Page last updated at 00:56 GMT, Tuesday, 20 May 2008 01:56 UK

UK's over-65s 'sick with worry'

Elderly people
Help the Aged wants an end to ageism

One in four older people are so worried about their future that they are making themselves ill, a survey has suggested.

The ICM poll for Help the Aged showed a fifth of over-65s felt their quality of life had worsened in the last year and one in 10 said they were often lonely.

The study of Britain's elderly also highlighted ageism, neglect, poverty, isolation and deprivation.

The charity is calling for equal rights and for the government to remedy the long-term neglect of older people.

Paul Cann, director of policy and external relations at Help the Aged, said: "It's appalling that we live in a society where older people feel sick with worry about the future.

No heating

"The government must ease their concerns by banning the ageism that continually sinks its poison right into the heart of our society."

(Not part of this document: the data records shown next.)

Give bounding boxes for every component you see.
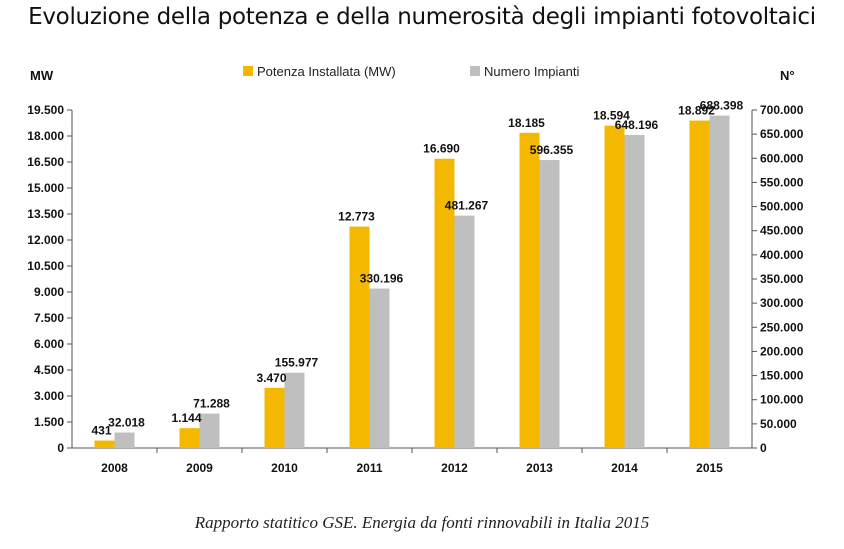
- data-label-potenza-2014: 18.594: [593, 109, 630, 123]
- left-tick-label: 9.000: [34, 285, 64, 299]
- right-tick-label: 250.000: [760, 320, 804, 334]
- bar-potenza-2009: [179, 428, 200, 448]
- left-tick-label: 18.000: [27, 129, 64, 143]
- data-label-potenza-2011: 12.773: [338, 210, 375, 224]
- data-label-impianti-2012: 481.267: [445, 199, 489, 213]
- left-tick-label: 12.000: [27, 233, 64, 247]
- left-tick-label: 1.500: [34, 415, 64, 429]
- left-tick-label: 4.500: [34, 363, 64, 377]
- left-tick-label: 16.500: [27, 155, 64, 169]
- left-tick-label: 19.500: [27, 103, 64, 117]
- x-tick-label-2008: 2008: [101, 461, 128, 475]
- right-tick-label: 550.000: [760, 175, 804, 189]
- left-tick-label: 7.500: [34, 311, 64, 325]
- right-tick-label: 450.000: [760, 224, 804, 238]
- bar-impianti-2012: [454, 215, 475, 448]
- left-tick-label: 3.000: [34, 389, 64, 403]
- right-tick-label: 50.000: [760, 417, 797, 431]
- bar-potenza-2008: [94, 440, 115, 448]
- bar-potenza-2013: [519, 132, 540, 448]
- bar-impianti-2011: [369, 288, 390, 448]
- x-tick-label-2011: 2011: [356, 461, 382, 475]
- x-tick-label-2015: 2015: [696, 461, 723, 475]
- right-tick-label: 500.000: [760, 200, 804, 214]
- right-tick-label: 650.000: [760, 127, 804, 141]
- left-tick-label: 0: [57, 441, 64, 455]
- data-label-potenza-2015: 18.892: [678, 104, 715, 118]
- data-label-impianti-2014: 648.196: [615, 118, 659, 132]
- right-tick-label: 700.000: [760, 103, 804, 117]
- bar-potenza-2011: [349, 226, 370, 448]
- bar-impianti-2008: [114, 432, 135, 448]
- bar-impianti-2009: [199, 413, 220, 448]
- caption: Rapporto statitico GSE. Energia da fonti…: [194, 513, 650, 532]
- legend: Potenza Installata (MW) Numero Impianti: [243, 64, 579, 79]
- data-label-potenza-2010: 3.470: [256, 371, 286, 385]
- data-label-potenza-2009: 1.144: [171, 411, 201, 425]
- left-tick-label: 10.500: [27, 259, 64, 273]
- left-tick-label: 6.000: [34, 337, 64, 351]
- right-tick-label: 600.000: [760, 151, 804, 165]
- x-tick-label-2013: 2013: [526, 461, 553, 475]
- legend-label-potenza: Potenza Installata (MW): [257, 64, 396, 79]
- right-tick-label: 300.000: [760, 296, 804, 310]
- left-tick-label: 15.000: [27, 181, 64, 195]
- bar-impianti-2014: [624, 135, 645, 449]
- x-tick-label-2012: 2012: [441, 461, 468, 475]
- right-tick-label: 200.000: [760, 344, 804, 358]
- right-tick-label: 100.000: [760, 393, 804, 407]
- data-label-impianti-2009: 71.288: [193, 397, 230, 411]
- data-label-potenza-2013: 18.185: [508, 116, 545, 130]
- data-label-potenza-2008: 431: [91, 424, 111, 438]
- bar-potenza-2014: [604, 125, 625, 448]
- x-tick-label-2014: 2014: [611, 461, 638, 475]
- bar-impianti-2015: [709, 115, 730, 448]
- data-label-potenza-2012: 16.690: [423, 142, 460, 156]
- x-tick-label-2010: 2010: [271, 461, 298, 475]
- legend-swatch-impianti: [470, 66, 480, 76]
- bar-impianti-2010: [284, 372, 305, 448]
- legend-swatch-potenza: [243, 66, 253, 76]
- chart-title: Evoluzione della potenza e della numeros…: [28, 4, 816, 30]
- data-label-impianti-2013: 596.355: [530, 143, 574, 157]
- right-tick-label: 150.000: [760, 369, 804, 383]
- right-tick-label: 0: [760, 441, 767, 455]
- data-label-impianti-2011: 330.196: [360, 272, 404, 286]
- data-label-impianti-2015: 688.398: [700, 99, 744, 113]
- x-tick-label-2009: 2009: [186, 461, 213, 475]
- bar-potenza-2012: [434, 158, 455, 448]
- bar-impianti-2013: [539, 160, 560, 449]
- legend-label-impianti: Numero Impianti: [484, 64, 579, 79]
- right-tick-label: 350.000: [760, 272, 804, 286]
- right-tick-label: 400.000: [760, 248, 804, 262]
- left-tick-label: 13.500: [27, 207, 64, 221]
- bar-potenza-2010: [264, 387, 285, 448]
- data-label-impianti-2008: 32.018: [108, 416, 145, 430]
- left-axis-label: MW: [30, 68, 54, 83]
- data-label-impianti-2010: 155.977: [275, 356, 319, 370]
- bar-potenza-2015: [689, 120, 710, 448]
- right-axis-label: N°: [780, 68, 795, 83]
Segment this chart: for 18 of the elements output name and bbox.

The poll conducted among 1,001 people over 65 also found:

  • A fifth (21%) of pensioners are surviving below the poverty line and 15% live in persistent poverty
  • 29% agree that health professionals tend to treat older people as a nuisance
  • More than half (53%) agree age discrimination is part of their everyday lives
  • Nearly a quarter (23%) avoid heating their bedroom, bathroom or living room due to financial worries

The poverty line is defined as 60% of the median household income. The median is the household in the middle of the income range. Persistent poverty is defined as being at this level in three years out of the four-year period under discussion.

The study, entitled Spotlight 2008, also suggested about 200,000 more pensioner households have been plunged into fuel poverty in the last 12 months. "Fuel poverty" is when a household spends more than 10% of its income on fuel.

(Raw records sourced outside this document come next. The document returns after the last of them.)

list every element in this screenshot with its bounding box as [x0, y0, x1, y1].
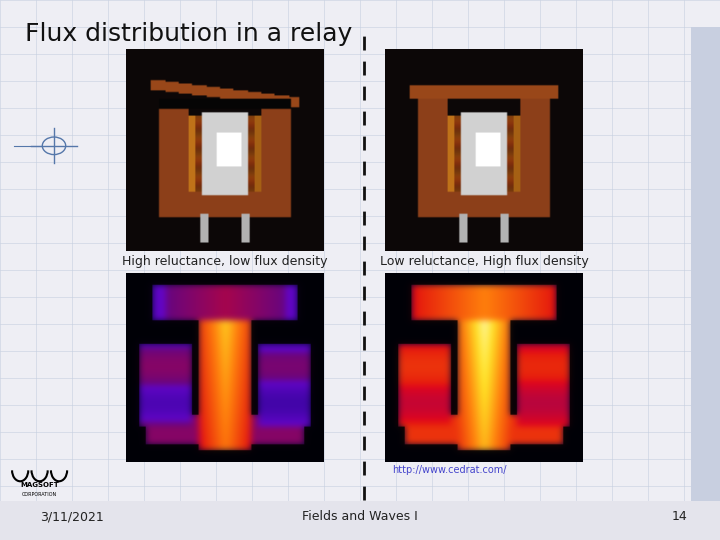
Text: Flux distribution in a relay: Flux distribution in a relay: [25, 22, 353, 45]
Text: http://www.cedrat.com/: http://www.cedrat.com/: [392, 465, 507, 476]
Bar: [691, 27, 720, 502]
Bar: [0, 501, 720, 540]
Text: High reluctance, low flux density: High reluctance, low flux density: [122, 255, 328, 268]
Text: Low reluctance, High flux density: Low reluctance, High flux density: [380, 255, 588, 268]
Text: 3/11/2021: 3/11/2021: [40, 510, 104, 523]
Text: Fields and Waves I: Fields and Waves I: [302, 510, 418, 523]
Text: 14: 14: [672, 510, 688, 523]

It said the provision of low level social care - two hours or less a week at home - has dropped with 11% fewer households receiving care in England than in the previous year.

However, Mr Cann said, although the study painted a dismal picture, there have been some steps forward.

More people over 60 were taking up concessionary fares and the over-65s are now more likely to use the internet.

ICM interviewed a random sample of 1,001 adults aged 65 and over by telephone between January 3-8.